Yazarlar : Costanzo R, Piccirillo MC, Sandomenico C, Carillio G, Montanino A, Daniele G, Giordano P, Bryce J, De Feo G, Di Maio M, Rocco G, Normanno N, Perrone F, Morabito A.
Yayın : J Biomed Biotechnol.
Yayın Yılı : 2011
Pubmed Linki : http://www.ncbi.nlm.nih.gov/pubmed/21660144
Konu : Tıbbi Onkoloji
Literatür İçeriği :
Abstract
Gefitinib is an oral, reversible, tyrosine kinase inhibitor of epidermal growth factor receptor (EGFR) that plays a key role in the biology of non small cell lung cancer (NSCLC). Phase I studies indicated that the recommended dose of gefitinib was 250 mg/day. Rash, diarrhea, and nausea were the most common adverse events.

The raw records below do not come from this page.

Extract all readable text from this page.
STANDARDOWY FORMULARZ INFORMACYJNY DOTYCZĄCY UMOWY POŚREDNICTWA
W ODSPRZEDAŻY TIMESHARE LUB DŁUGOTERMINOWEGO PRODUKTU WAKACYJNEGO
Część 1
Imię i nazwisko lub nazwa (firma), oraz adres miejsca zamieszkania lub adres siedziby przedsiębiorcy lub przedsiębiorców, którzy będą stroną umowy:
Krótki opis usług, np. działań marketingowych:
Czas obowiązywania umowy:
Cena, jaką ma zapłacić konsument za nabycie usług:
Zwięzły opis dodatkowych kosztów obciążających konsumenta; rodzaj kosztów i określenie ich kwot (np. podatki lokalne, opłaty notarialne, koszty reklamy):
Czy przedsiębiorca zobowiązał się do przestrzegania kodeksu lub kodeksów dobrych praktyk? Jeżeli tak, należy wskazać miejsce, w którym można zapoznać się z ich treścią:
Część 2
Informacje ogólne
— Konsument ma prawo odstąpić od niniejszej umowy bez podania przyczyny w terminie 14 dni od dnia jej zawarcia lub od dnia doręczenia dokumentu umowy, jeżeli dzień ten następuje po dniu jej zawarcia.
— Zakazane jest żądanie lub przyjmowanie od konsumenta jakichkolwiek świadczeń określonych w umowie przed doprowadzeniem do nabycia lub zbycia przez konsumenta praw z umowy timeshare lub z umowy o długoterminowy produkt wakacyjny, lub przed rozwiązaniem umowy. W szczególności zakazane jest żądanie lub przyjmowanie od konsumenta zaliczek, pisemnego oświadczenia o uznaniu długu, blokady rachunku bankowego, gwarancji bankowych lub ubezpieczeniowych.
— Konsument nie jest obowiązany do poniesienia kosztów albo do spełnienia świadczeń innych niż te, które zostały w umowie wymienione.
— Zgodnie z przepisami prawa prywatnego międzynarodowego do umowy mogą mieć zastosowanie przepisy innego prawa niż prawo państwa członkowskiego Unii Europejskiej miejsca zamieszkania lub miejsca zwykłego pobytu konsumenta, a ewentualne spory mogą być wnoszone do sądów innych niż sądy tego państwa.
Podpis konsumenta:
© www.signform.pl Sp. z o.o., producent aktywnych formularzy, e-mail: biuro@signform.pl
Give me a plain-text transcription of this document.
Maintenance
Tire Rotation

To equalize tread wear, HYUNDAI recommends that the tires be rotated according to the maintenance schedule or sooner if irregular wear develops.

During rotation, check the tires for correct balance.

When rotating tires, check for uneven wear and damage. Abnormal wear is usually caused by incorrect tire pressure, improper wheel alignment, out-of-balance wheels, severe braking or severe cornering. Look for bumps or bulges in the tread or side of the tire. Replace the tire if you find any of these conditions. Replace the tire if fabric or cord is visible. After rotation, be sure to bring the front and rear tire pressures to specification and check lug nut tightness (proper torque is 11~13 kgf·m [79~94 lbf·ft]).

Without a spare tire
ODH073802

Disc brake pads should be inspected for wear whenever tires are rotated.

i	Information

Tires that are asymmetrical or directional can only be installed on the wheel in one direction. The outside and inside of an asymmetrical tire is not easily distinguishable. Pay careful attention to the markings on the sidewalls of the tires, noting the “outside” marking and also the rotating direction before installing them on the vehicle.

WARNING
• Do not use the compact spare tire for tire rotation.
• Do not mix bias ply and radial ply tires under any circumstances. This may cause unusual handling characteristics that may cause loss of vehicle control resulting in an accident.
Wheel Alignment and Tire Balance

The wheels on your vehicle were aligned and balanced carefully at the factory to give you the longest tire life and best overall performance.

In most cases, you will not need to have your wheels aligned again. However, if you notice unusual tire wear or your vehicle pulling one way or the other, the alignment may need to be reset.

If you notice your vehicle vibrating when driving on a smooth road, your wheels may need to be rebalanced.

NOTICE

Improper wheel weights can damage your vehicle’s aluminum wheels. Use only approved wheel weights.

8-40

The positive results obtained in early phase 2 clinical trials with gefitinib were not confirmed in large phase 3 trials in unselected patients with advanced NSCLC. The subsequent discovery that the presence of somatic mutations in the kinase domain of EGFR strongly correlates with increased responsiveness to EGFR tyrosine kinase inhibitors prompted phase 2 and 3 trials with gefitinib in the first line-treatment of EGFR-mutated NSCLC. The results of these trials have demonstrated the efficacy of gefitinib that can be now considered as the standard first-line treatment of patients with advanced NSCLC harbouring activating EGFR mutations.